Comme tout artiste de son époque, Villon eut besoin de mécènes. Il tenta d'intégrer la cour du roi René, comte d'Anjou, mais sa
poésie scandalisa. Auprès du duc d'Orléans, il sembla trouver une cage dorée mais le désir de liberté le reprit. C'est d'ailleurs le goût de la liberté qui semble, sa vie durant, animer Villon. Un goût de la liberté qui se mêle à celui pour l'irrévérence : Villon aime provoquer, et surtout les puissants. Plus encore, Villon mène une vie dangereuse, et cela sciemment. Comment expliquer sinon qu'il intégra la bande des Coquillards, menée par Colin de Cayeux, qui volait, brutalisait et tuait ? Si l'on peut être parfois surpris par les attitudes et l'apparent manque d'empathie de Villon (ainsi lorsqu'il livre sa bonne amie aux Coquillards qui la violent), on ne doit pas oublier l'époque. La guerre de Cent Ans se termine mais celle-ci a durablement bouleversé la France. La reconstruction économique et l'unification politique seront les
oeuvres de Louis XI, qui ne régna qu'à partir de 1461. La violence a imprégné la société, la torture est un moyen admis d'obtenir la vérité et la justice, elle, est une justice d'exception : elle punit d'autant plus durement qu'elle attrape rarement. C'est ainsi que l'évêque d'Orléans, Thibault d'Aussigny, se révèle être l'un des personnages les plus terrifiants de l'album.

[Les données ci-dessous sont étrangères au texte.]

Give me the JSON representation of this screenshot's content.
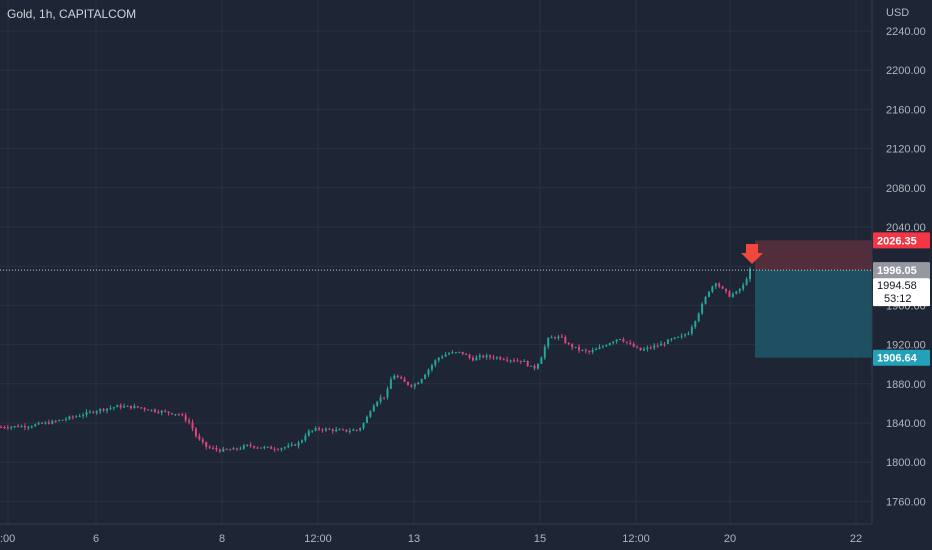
{
  "header": {
    "title": "Gold, 1h, CAPITALCOM"
  },
  "axis": {
    "currency": "USD"
  },
  "colors": {
    "background": "#1e2534",
    "grid": "#2a3142",
    "up": "#26a69a",
    "down": "#e0457b",
    "stop_zone": "#5c2f3e",
    "target_zone": "#1f5566",
    "stop_tag": "#f23645",
    "target_tag": "#22a1b8",
    "last_tag": "#9598a1",
    "arrow": "#f0483e"
  },
  "chart_data": {
    "type": "candlestick",
    "title": "Gold, 1h, CAPITALCOM",
    "ylabel": "USD",
    "ylim": [
      1740,
      2260
    ],
    "y_ticks": [
      2240,
      2200,
      2160,
      2120,
      2080,
      2040,
      2000,
      1960,
      1920,
      1880,
      1840,
      1800,
      1760
    ],
    "y_tick_labels": [
      "2240.00",
      "2200.00",
      "2160.00",
      "2120.00",
      "2080.00",
      "2040.00",
      "",
      "1960.00",
      "1920.00",
      "1880.00",
      "1840.00",
      "1800.00",
      "1760.00"
    ],
    "x_ticks": [
      ":00",
      "6",
      "8",
      "12:00",
      "13",
      "15",
      "12:00",
      "20",
      "22"
    ],
    "grid": true,
    "close_path": [
      [
        0,
        1836
      ],
      [
        8,
        1837
      ],
      [
        15,
        1841
      ],
      [
        22,
        1847
      ],
      [
        28,
        1853
      ],
      [
        34,
        1857
      ],
      [
        40,
        1856
      ],
      [
        44,
        1853
      ],
      [
        48,
        1851
      ],
      [
        52,
        1849
      ],
      [
        55,
        1840
      ],
      [
        57,
        1825
      ],
      [
        60,
        1815
      ],
      [
        64,
        1812
      ],
      [
        68,
        1813
      ],
      [
        72,
        1817
      ],
      [
        76,
        1815
      ],
      [
        80,
        1814
      ],
      [
        84,
        1816
      ],
      [
        87,
        1820
      ],
      [
        89,
        1830
      ],
      [
        92,
        1834
      ],
      [
        96,
        1833
      ],
      [
        100,
        1832
      ],
      [
        104,
        1833
      ],
      [
        106,
        1842
      ],
      [
        108,
        1857
      ],
      [
        110,
        1865
      ],
      [
        112,
        1868
      ],
      [
        114,
        1890
      ],
      [
        116,
        1885
      ],
      [
        118,
        1880
      ],
      [
        120,
        1878
      ],
      [
        122,
        1884
      ],
      [
        124,
        1893
      ],
      [
        127,
        1906
      ],
      [
        130,
        1911
      ],
      [
        134,
        1912
      ],
      [
        137,
        1905
      ],
      [
        140,
        1908
      ],
      [
        144,
        1907
      ],
      [
        148,
        1905
      ],
      [
        152,
        1903
      ],
      [
        155,
        1895
      ],
      [
        157,
        1905
      ],
      [
        159,
        1925
      ],
      [
        161,
        1928
      ],
      [
        163,
        1927
      ],
      [
        165,
        1920
      ],
      [
        168,
        1915
      ],
      [
        171,
        1912
      ],
      [
        174,
        1916
      ],
      [
        177,
        1922
      ],
      [
        180,
        1927
      ],
      [
        183,
        1920
      ],
      [
        186,
        1914
      ],
      [
        189,
        1917
      ],
      [
        192,
        1920
      ],
      [
        195,
        1925
      ],
      [
        198,
        1928
      ],
      [
        200,
        1932
      ],
      [
        202,
        1945
      ],
      [
        204,
        1960
      ],
      [
        206,
        1975
      ],
      [
        208,
        1984
      ],
      [
        210,
        1976
      ],
      [
        212,
        1970
      ],
      [
        214,
        1973
      ],
      [
        216,
        1980
      ],
      [
        217,
        1988
      ],
      [
        218,
        1996
      ]
    ],
    "path_domain": [
      0,
      218
    ],
    "last_price": 1996.05,
    "trade": {
      "entry": 1996.05,
      "stop": 2026.35,
      "target": 1906.64
    },
    "last_tag": "1996.05",
    "stop_tag": "2026.35",
    "target_tag": "1906.64",
    "bid_tag": {
      "price": "1994.58",
      "countdown": "53:12"
    }
  }
}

François Villon évolue dans un monde qui n'est pas du tout le nôtre. Mentalement, on l'a vu, mais aussi géographiquement. le dessin de Critone est d'ailleurs un moyen formidable de découvrir le Paris médiéval avec ses petites rues, ses placettes, ses maisons à colombage, ses cimetières (ou campo santo) qui sont très largement des lieux de vie. La ville vit véritablement et Critone profite de quelques cases pour montrer la réalité médiévale : les exécutions sont publiques, certaines femmes s'enferment dans des cellules de recluse pour s'ôter du siècle, les enseignes des magasins servent aussi à renseigner les illettrés qui sont nombreux à cette époque. Malgré ces différences, Villon nous frappe, à travers sa poésie, par sa contemporanéité. Loin de la poésie bucolique du roi René, les vers de Villon disent les malheurs de l'homme, sa solitude, son infortune, la fragilité et l'étroitesse de la vie humaine. Cette poésie appelle à l'humilité et recèle en même temps un formidable esprit de gouaille, une insolence bravache et potache. Cette poésie touche parce qu'elle révèle l'âme humaine à travers l'humour, les questionnements existentiels et la troublante tristesse. La poésie de Villon a toute sa place aujourd'hui parce que ses interrogations, ses certitudes et ses incertitudes sont les nôtres. Villon est un homme qui dérange. Grâces lui soient rendues.